W Club Support of Assistant Coaches Elevates Blues Athletics
By Stacie Jones
Tommy Richards believes failure is key to success.
"It's about taking risks and getting out of your comfort zone," said Richards, Whitman assistant baseball coach. "I try to take that same approach with the team. I want to make sure we're challenging them to the point they're failing and getting out of their comfort zone."
Failure, Richards said, leads to continual growth and improvement, and the Whitman baseball team has made big improvements in recent years. Last spring, the Blues had their most successful season yet — winning their first Northwest Conference Tournament championship title and competing in their first NCAA Division III Baseball Tournament.
Baseball Head Coach Brian Kitamura '10 said the team's full-time assistant coaching staff has contributed greatly to the team's historic performance. Assistant coaches include Richards, who works with hitters and infielders, and Nolan Parks, who focuses on hitters and outfielders.
"It's vital for our program to have assistant coaches for many reasons, but the primary one being the relationships built with our student-athletes," Kitamura said. "Our players really benefit from working with our coaches on a daily basis in season, which allows us to truly help them develop to the best of their ability on and off the field."
In addition to providing skills development and player support, assistant coaches juggle many other responsibilities: they help recruit players, lead team strength training and conditioning, coordinate team travel and manage equipment. Assistants also act as a sounding board for head coaches and add a valuable voice to the team's overall coaching strategy.
"I view my role as a jack-of-all-trades," Richards said. "As assistant coaches, we have our hands in so many different parts of the program."
Richards, a former infielder for Washington State University and the Baltimore Orioles, joined the Whitman baseball coaching staff in 2016. His connection to the Blues traces back to serving as a bat boy when his older brother, Danny Richards '03, played for the team — a time when paid assistants weren't on the coaching roster.
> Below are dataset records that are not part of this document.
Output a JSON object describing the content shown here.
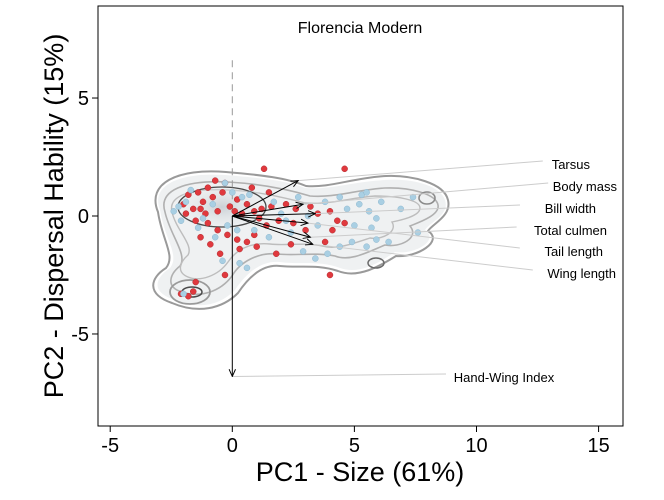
{
  "chart_data": {
    "type": "scatter",
    "title": "Florencia Modern",
    "xlabel": "PC1 - Size (61%)",
    "ylabel": "PC2 - Dispersal Hability (15%)",
    "xlim": [
      -5.5,
      16
    ],
    "ylim": [
      -8.9,
      8.9
    ],
    "xticks": [
      -5,
      0,
      5,
      10,
      15
    ],
    "yticks": [
      -5,
      0,
      5
    ],
    "xtick_labels": [
      "-5",
      "0",
      "5",
      "10",
      "15"
    ],
    "ytick_labels": [
      "-5",
      "0",
      "5"
    ],
    "grid": false,
    "colors": {
      "series_red": "#e0393e",
      "series_blue": "#a9cfe3",
      "contour": "#9a9a9a",
      "contour_inner": "#4a4a4a",
      "density_fill": "#d9dee2",
      "arrow": "#000000",
      "leader": "#cccccc"
    },
    "series": [
      {
        "color": "#e0393e",
        "points": [
          [
            4.6,
            2.0
          ],
          [
            1.3,
            2.0
          ],
          [
            1.5,
            1.0
          ],
          [
            0.8,
            1.2
          ],
          [
            -0.3,
            1.4
          ],
          [
            -0.7,
            1.5
          ],
          [
            -1.0,
            1.2
          ],
          [
            -1.4,
            1.0
          ],
          [
            -1.8,
            0.9
          ],
          [
            -2.0,
            0.5
          ],
          [
            -1.6,
            0.3
          ],
          [
            -1.2,
            0.6
          ],
          [
            -0.8,
            0.8
          ],
          [
            -0.4,
            1.0
          ],
          [
            0.2,
            0.7
          ],
          [
            0.6,
            0.5
          ],
          [
            0.9,
            0.2
          ],
          [
            1.2,
            0.3
          ],
          [
            1.6,
            0.4
          ],
          [
            2.2,
            0.5
          ],
          [
            2.6,
            0.3
          ],
          [
            3.2,
            0.4
          ],
          [
            3.5,
            0.1
          ],
          [
            4.0,
            0.2
          ],
          [
            4.3,
            -0.2
          ],
          [
            4.1,
            -0.6
          ],
          [
            4.6,
            -0.3
          ],
          [
            3.8,
            -1.1
          ],
          [
            3.0,
            -0.6
          ],
          [
            2.5,
            -0.3
          ],
          [
            1.9,
            -0.2
          ],
          [
            1.4,
            -0.4
          ],
          [
            0.9,
            -0.8
          ],
          [
            0.6,
            -1.1
          ],
          [
            0.2,
            -1.0
          ],
          [
            -0.2,
            -0.8
          ],
          [
            -0.6,
            -0.6
          ],
          [
            -1.0,
            -0.3
          ],
          [
            -1.5,
            -0.2
          ],
          [
            -1.9,
            0.1
          ],
          [
            -0.9,
            -1.2
          ],
          [
            -1.3,
            -0.9
          ],
          [
            -0.5,
            -1.6
          ],
          [
            0.3,
            -1.4
          ],
          [
            1.0,
            -1.3
          ],
          [
            1.8,
            -1.6
          ],
          [
            2.4,
            -1.2
          ],
          [
            -1.5,
            -2.8
          ],
          [
            -1.6,
            -3.2
          ],
          [
            -1.8,
            -3.4
          ],
          [
            -2.1,
            -3.3
          ],
          [
            -0.3,
            -2.5
          ],
          [
            4.0,
            -2.5
          ],
          [
            0.1,
            0.2
          ],
          [
            -0.1,
            0.4
          ],
          [
            0.4,
            0.1
          ],
          [
            -0.6,
            0.2
          ],
          [
            -1.1,
            0.1
          ],
          [
            -1.3,
            0.3
          ],
          [
            1.1,
            -0.1
          ]
        ]
      },
      {
        "color": "#a9cfe3",
        "points": [
          [
            5.3,
            0.9
          ],
          [
            5.5,
            1.0
          ],
          [
            5.2,
            0.5
          ],
          [
            5.6,
            0.2
          ],
          [
            5.9,
            -0.1
          ],
          [
            5.7,
            -0.5
          ],
          [
            5.9,
            -1.0
          ],
          [
            5.5,
            -1.3
          ],
          [
            4.9,
            -1.1
          ],
          [
            4.4,
            -1.3
          ],
          [
            3.9,
            -1.6
          ],
          [
            3.4,
            -1.8
          ],
          [
            2.9,
            -1.5
          ],
          [
            2.4,
            -0.7
          ],
          [
            2.0,
            0.1
          ],
          [
            1.7,
            0.6
          ],
          [
            3.8,
            0.6
          ],
          [
            4.4,
            0.8
          ],
          [
            5.0,
            -0.4
          ],
          [
            7.4,
            0.8
          ],
          [
            7.6,
            -0.7
          ],
          [
            6.4,
            -1.1
          ],
          [
            -2.2,
            0.4
          ],
          [
            -2.4,
            0.2
          ],
          [
            -2.1,
            -0.2
          ],
          [
            -1.9,
            0.6
          ],
          [
            -1.4,
            -0.5
          ],
          [
            -0.7,
            -0.9
          ],
          [
            -0.4,
            -1.9
          ],
          [
            0.3,
            -2.0
          ],
          [
            0.6,
            -2.2
          ],
          [
            -2.0,
            -3.3
          ],
          [
            -0.3,
            1.4
          ],
          [
            0.0,
            1.0
          ],
          [
            0.4,
            0.8
          ],
          [
            -1.7,
            1.1
          ],
          [
            -1.2,
            -0.1
          ],
          [
            -0.8,
            0.5
          ],
          [
            0.7,
            0.9
          ],
          [
            0.9,
            -0.6
          ],
          [
            1.5,
            -0.9
          ],
          [
            2.2,
            -0.2
          ],
          [
            3.1,
            0.0
          ],
          [
            3.5,
            -0.4
          ],
          [
            4.7,
            0.3
          ],
          [
            6.1,
            0.6
          ],
          [
            6.9,
            0.3
          ],
          [
            2.7,
            0.8
          ],
          [
            -0.2,
            -0.4
          ],
          [
            0.2,
            -0.6
          ]
        ]
      }
    ],
    "vectors": [
      {
        "label": "Tarsus",
        "x": 2.7,
        "y": 1.5
      },
      {
        "label": "Body mass",
        "x": 2.9,
        "y": 0.5
      },
      {
        "label": "Bill width",
        "x": 3.4,
        "y": 0.1
      },
      {
        "label": "Total culmen",
        "x": 3.2,
        "y": -0.9
      },
      {
        "label": "Tail length",
        "x": 3.1,
        "y": -0.3
      },
      {
        "label": "Wing length",
        "x": 3.3,
        "y": -1.2
      },
      {
        "label": "Hand-Wing Index",
        "x": 0.0,
        "y": -6.8
      }
    ]
  }
}
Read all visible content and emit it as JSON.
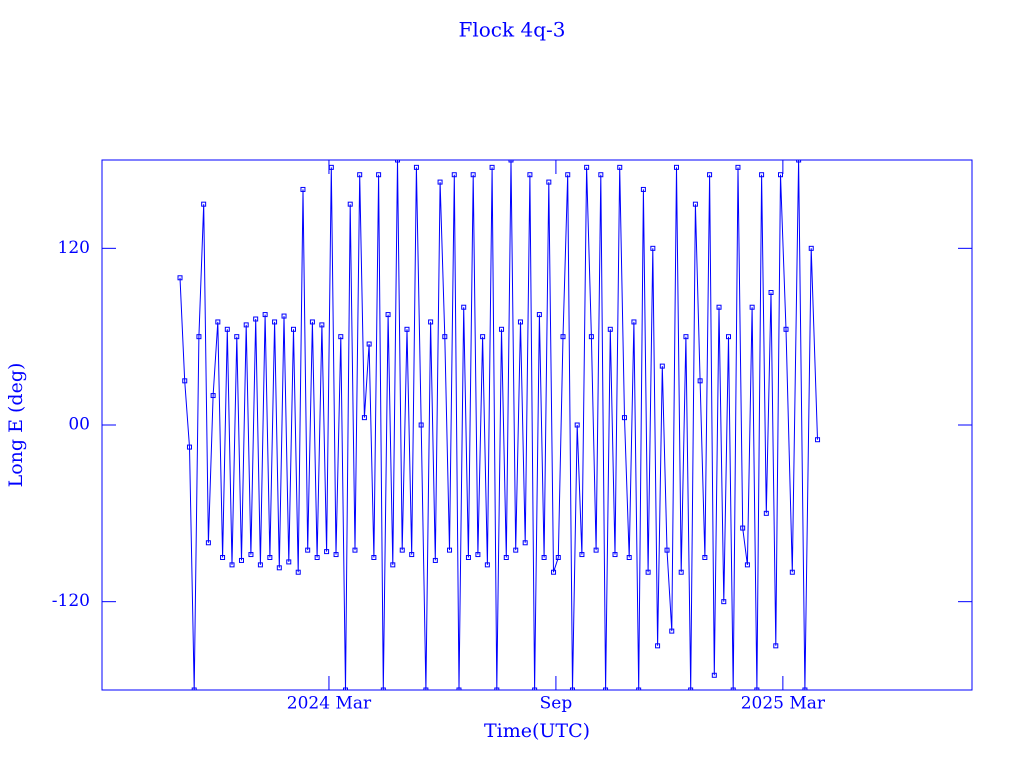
{
  "chart_data": {
    "type": "line",
    "title": "Flock 4q-3",
    "x_label": "Time(UTC)",
    "y_label": "Long E (deg)",
    "xlim": [
      "2023-09",
      "2025-08"
    ],
    "xticks": [
      {
        "value": "2024-03",
        "label": "2024 Mar"
      },
      {
        "value": "2024-09",
        "label": "Sep"
      },
      {
        "value": "2025-03",
        "label": "2025 Mar"
      }
    ],
    "ylim": [
      -180,
      180
    ],
    "yticks": [
      -120,
      {
        "value": 0,
        "label": "00"
      },
      120
    ],
    "x": [
      "2023-11",
      "2023-12",
      "2024-01",
      "2024-02",
      "2024-03",
      "2024-04",
      "2024-05",
      "2024-06",
      "2024-07",
      "2024-08",
      "2024-09",
      "2024-10",
      "2024-11",
      "2024-12",
      "2025-01",
      "2025-02",
      "2025-03"
    ],
    "series": [
      {
        "color": "#0000ff",
        "values": [
          [
            100,
            30,
            -15,
            -180,
            60,
            150,
            -80,
            20
          ],
          [
            70,
            -90,
            65,
            -95,
            60,
            -92,
            68,
            -88
          ],
          [
            72,
            -95,
            75,
            -90,
            70,
            -97,
            74,
            -93
          ],
          [
            65,
            -100,
            160,
            -85,
            70,
            -90,
            68,
            -86
          ],
          [
            175,
            -88,
            60,
            -180,
            150,
            -85,
            170,
            5
          ],
          [
            55,
            -90,
            170,
            -180,
            75,
            -95,
            180,
            -85
          ],
          [
            65,
            -88,
            175,
            0,
            -180,
            70,
            -92,
            165
          ],
          [
            60,
            -85,
            170,
            -180,
            80,
            -90,
            170,
            -88
          ],
          [
            60,
            -95,
            175,
            -180,
            65,
            -90,
            180,
            -85
          ],
          [
            70,
            -80,
            170,
            -180,
            75,
            -90,
            165,
            -100
          ],
          [
            -90,
            60,
            170,
            -180,
            0,
            -88,
            175,
            60
          ],
          [
            -85,
            170,
            -180,
            65,
            -88,
            175,
            5,
            -90
          ],
          [
            70,
            -180,
            160,
            -100,
            120,
            -150,
            40,
            -85
          ],
          [
            -140,
            175,
            -100,
            60,
            -180,
            150,
            30,
            -90
          ],
          [
            170,
            -170,
            80,
            -120,
            60,
            -180,
            175,
            -70
          ],
          [
            -95,
            80,
            -180,
            170,
            -60,
            90,
            -150,
            170
          ],
          [
            65,
            -100,
            180,
            -180,
            120,
            -10
          ]
        ]
      }
    ]
  }
}
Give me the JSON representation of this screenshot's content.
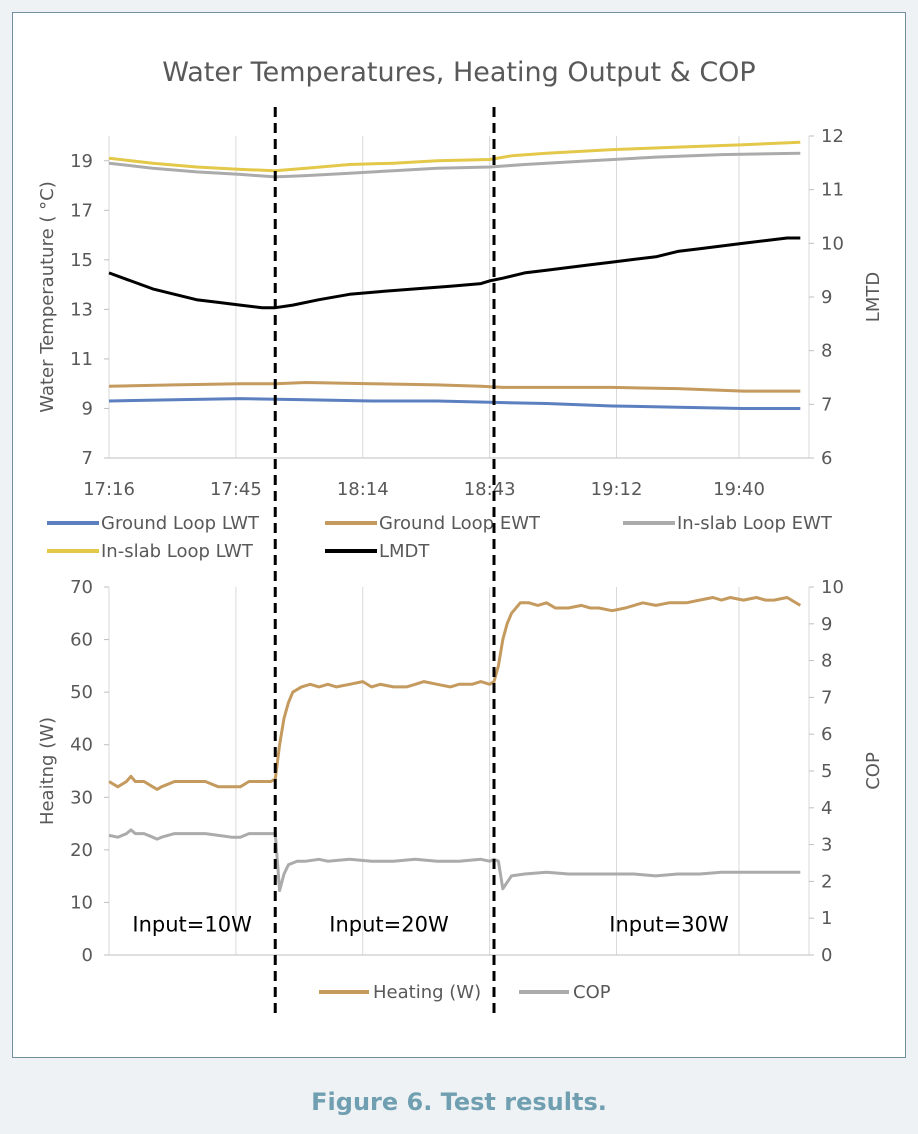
{
  "caption": "Figure 6. Test results.",
  "colors": {
    "ground_lwt": "#5b7fbf",
    "ground_ewt": "#c49a5e",
    "inslab_ewt": "#ababab",
    "inslab_lwt": "#e3c84a",
    "lmdt": "#000000",
    "heating": "#c49a5e",
    "cop": "#ababab",
    "grid": "#d9d9d9",
    "text": "#595959",
    "caption": "#6f9fb0"
  },
  "chart_data": [
    {
      "type": "line",
      "title": "Water Temperatures, Heating Output & COP",
      "ylabel": "Water Temperauture ( °C)",
      "y2label": "LMTD",
      "xlabel": "",
      "x_ticks": [
        "17:16",
        "17:45",
        "18:14",
        "18:43",
        "19:12",
        "19:40"
      ],
      "x_tick_minutes": [
        0,
        29,
        58,
        87,
        116,
        144
      ],
      "xlim_minutes": [
        0,
        160
      ],
      "ylim": [
        7,
        20
      ],
      "y_ticks": [
        7,
        9,
        11,
        13,
        15,
        17,
        19
      ],
      "y2lim": [
        6,
        12
      ],
      "y2_ticks": [
        6,
        7,
        8,
        9,
        10,
        11,
        12
      ],
      "grid": "vertical",
      "legend_position": "bottom",
      "series": [
        {
          "name": "Ground Loop LWT",
          "axis": "left",
          "color_key": "ground_lwt",
          "x": [
            0,
            15,
            30,
            45,
            60,
            75,
            87,
            100,
            115,
            130,
            145,
            158
          ],
          "y": [
            9.3,
            9.35,
            9.4,
            9.35,
            9.3,
            9.3,
            9.25,
            9.2,
            9.1,
            9.05,
            9.0,
            9.0
          ]
        },
        {
          "name": "Ground Loop EWT",
          "axis": "left",
          "color_key": "ground_ewt",
          "x": [
            0,
            15,
            30,
            38,
            45,
            60,
            75,
            85,
            90,
            100,
            115,
            130,
            145,
            158
          ],
          "y": [
            9.9,
            9.95,
            10.0,
            10.0,
            10.05,
            10.0,
            9.95,
            9.9,
            9.85,
            9.85,
            9.85,
            9.8,
            9.7,
            9.7
          ]
        },
        {
          "name": "In-slab Loop EWT",
          "axis": "left",
          "color_key": "inslab_ewt",
          "x": [
            0,
            10,
            20,
            30,
            38,
            45,
            55,
            65,
            75,
            87,
            95,
            110,
            125,
            140,
            158
          ],
          "y": [
            18.9,
            18.7,
            18.55,
            18.45,
            18.35,
            18.4,
            18.5,
            18.6,
            18.7,
            18.75,
            18.85,
            19.0,
            19.15,
            19.25,
            19.3
          ]
        },
        {
          "name": "In-slab Loop LWT",
          "axis": "left",
          "color_key": "inslab_lwt",
          "x": [
            0,
            10,
            20,
            30,
            38,
            45,
            55,
            65,
            75,
            87,
            92,
            100,
            115,
            130,
            145,
            158
          ],
          "y": [
            19.1,
            18.9,
            18.75,
            18.65,
            18.6,
            18.7,
            18.85,
            18.9,
            19.0,
            19.05,
            19.2,
            19.3,
            19.45,
            19.55,
            19.65,
            19.75
          ]
        },
        {
          "name": "LMDT",
          "axis": "right",
          "color_key": "lmdt",
          "x": [
            0,
            5,
            10,
            15,
            20,
            25,
            30,
            35,
            38,
            42,
            48,
            55,
            62,
            70,
            78,
            85,
            87,
            90,
            95,
            100,
            105,
            110,
            115,
            120,
            125,
            130,
            135,
            140,
            145,
            150,
            155,
            158
          ],
          "y": [
            9.45,
            9.3,
            9.15,
            9.05,
            8.95,
            8.9,
            8.85,
            8.8,
            8.8,
            8.85,
            8.95,
            9.05,
            9.1,
            9.15,
            9.2,
            9.25,
            9.3,
            9.35,
            9.45,
            9.5,
            9.55,
            9.6,
            9.65,
            9.7,
            9.75,
            9.85,
            9.9,
            9.95,
            10.0,
            10.05,
            10.1,
            10.1
          ]
        }
      ]
    },
    {
      "type": "line",
      "title": "",
      "ylabel": "Heaitng (W)",
      "y2label": "COP",
      "xlabel": "",
      "xlim_minutes": [
        0,
        160
      ],
      "ylim": [
        0,
        70
      ],
      "y_ticks": [
        0,
        10,
        20,
        30,
        40,
        50,
        60,
        70
      ],
      "y2lim": [
        0,
        10
      ],
      "y2_ticks": [
        0,
        1,
        2,
        3,
        4,
        5,
        6,
        7,
        8,
        9,
        10
      ],
      "grid": "vertical",
      "legend_position": "bottom",
      "annotations": [
        {
          "text": "Input=10W",
          "x_minutes": 19,
          "y": 6
        },
        {
          "text": "Input=20W",
          "x_minutes": 64,
          "y": 6
        },
        {
          "text": "Input=30W",
          "x_minutes": 128,
          "y": 6
        }
      ],
      "dividers_minutes": [
        38,
        88
      ],
      "series": [
        {
          "name": "Heating (W)",
          "axis": "left",
          "color_key": "heating",
          "x": [
            0,
            2,
            4,
            5,
            6,
            8,
            10,
            11,
            12,
            15,
            18,
            20,
            22,
            25,
            28,
            30,
            32,
            35,
            37,
            38,
            39,
            40,
            41,
            42,
            44,
            46,
            48,
            50,
            52,
            55,
            58,
            60,
            62,
            65,
            68,
            70,
            72,
            75,
            78,
            80,
            83,
            85,
            87,
            88,
            89,
            90,
            91,
            92,
            94,
            96,
            98,
            100,
            102,
            105,
            108,
            110,
            112,
            115,
            118,
            120,
            122,
            125,
            128,
            130,
            132,
            135,
            138,
            140,
            142,
            145,
            148,
            150,
            152,
            155,
            158
          ],
          "y": [
            33,
            32,
            33,
            34,
            33,
            33,
            32,
            31.5,
            32,
            33,
            33,
            33,
            33,
            32,
            32,
            32,
            33,
            33,
            33,
            33.5,
            40,
            45,
            48,
            50,
            51,
            51.5,
            51,
            51.5,
            51,
            51.5,
            52,
            51,
            51.5,
            51,
            51,
            51.5,
            52,
            51.5,
            51,
            51.5,
            51.5,
            52,
            51.5,
            52,
            55,
            60,
            63,
            65,
            67,
            67,
            66.5,
            67,
            66,
            66,
            66.5,
            66,
            66,
            65.5,
            66,
            66.5,
            67,
            66.5,
            67,
            67,
            67,
            67.5,
            68,
            67.5,
            68,
            67.5,
            68,
            67.5,
            67.5,
            68,
            66.5
          ]
        },
        {
          "name": "COP",
          "axis": "right",
          "color_key": "cop",
          "x": [
            0,
            2,
            4,
            5,
            6,
            8,
            10,
            11,
            12,
            15,
            18,
            20,
            22,
            25,
            28,
            30,
            32,
            35,
            37,
            38,
            39,
            40,
            41,
            43,
            45,
            48,
            50,
            55,
            60,
            65,
            70,
            75,
            80,
            85,
            87,
            88,
            89,
            90,
            92,
            95,
            100,
            105,
            110,
            115,
            120,
            125,
            130,
            135,
            140,
            145,
            150,
            155,
            158
          ],
          "y": [
            3.25,
            3.2,
            3.3,
            3.4,
            3.3,
            3.3,
            3.2,
            3.15,
            3.2,
            3.3,
            3.3,
            3.3,
            3.3,
            3.25,
            3.2,
            3.2,
            3.3,
            3.3,
            3.3,
            3.3,
            1.75,
            2.2,
            2.45,
            2.55,
            2.55,
            2.6,
            2.55,
            2.6,
            2.55,
            2.55,
            2.6,
            2.55,
            2.55,
            2.6,
            2.55,
            2.6,
            2.55,
            1.8,
            2.15,
            2.2,
            2.25,
            2.2,
            2.2,
            2.2,
            2.2,
            2.15,
            2.2,
            2.2,
            2.25,
            2.25,
            2.25,
            2.25,
            2.25
          ]
        }
      ]
    }
  ]
}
"There's such a vast difference between the baseball program now and what it looked like when my brother was playing," Richards said. "Having more full-time assistant coaches today, you can just see things have really changed."
Baseball is one of six sports that have assistant coaching positions funded in part by the W Club, a group of alumni, parents and Whitman supporters who raise funds for Whitman Athletics.
W Club President Lynn McKelvey '88, a Whitman Hall of Fame tennis player, said the assistant coaching initiative has had "an amazing impact for our teams."
"The whole point of anything that we do for the athletes is to improve the student-athlete experience," she said. "It isn't about winning - winning is a result of all the hard work and everything that they do. Our students are successful just because they are Whitman students and they work hard.
"We're trying to give them these opportunities to make the experience even better for them," McKelvey said. "They have that in the academic world, and we want to provide the athlete the same opportunity to have that raised, elevated experience in the athletic field as well."
Donor support of assistant coaches has made a tremendous difference for Whitman Athletics since as early as 2009, said Michelle Ferenz, women's basketball head coach and former interim athletic director, but there is still more work to be done.
"This initiative has made the most significant impact on Whitman Athletics than any other item in my 20 years here," Ferenz said. "But we need to continue to build it so that all of our programs can have the full-time assistants they need. We're getting there, but we're not there yet."
Volleyball Assistant Coach Taylor Stewart is now in her third season with the team. A former two-sport college athlete who comes from a long line of teachers and coaches, Stewart is passionate about coaching and hopes that her current part-time position will eventually become a full-time career.
"I am here to teach, and to do it passionately and enthusiastically through the sport of volleyball," she said. "It's my duty to help develop authentic, confident, resilient and selfless people - with a healthy self-esteem and a whole lot of grit."
The job can be demanding with long hours and behind-the-scenes work, but the reward is much greater.
"The biggest motivator for me is just seeing our students succeed in the classroom or reach an epic goal in practice, in a game, or in the weight room, and they are so proud that they immediately want to share it with me," Stewart said. "Seeing our players learning, growing and evolving in every aspect of themselves - that's pretty awesome. When their experience is great, mine is even greater."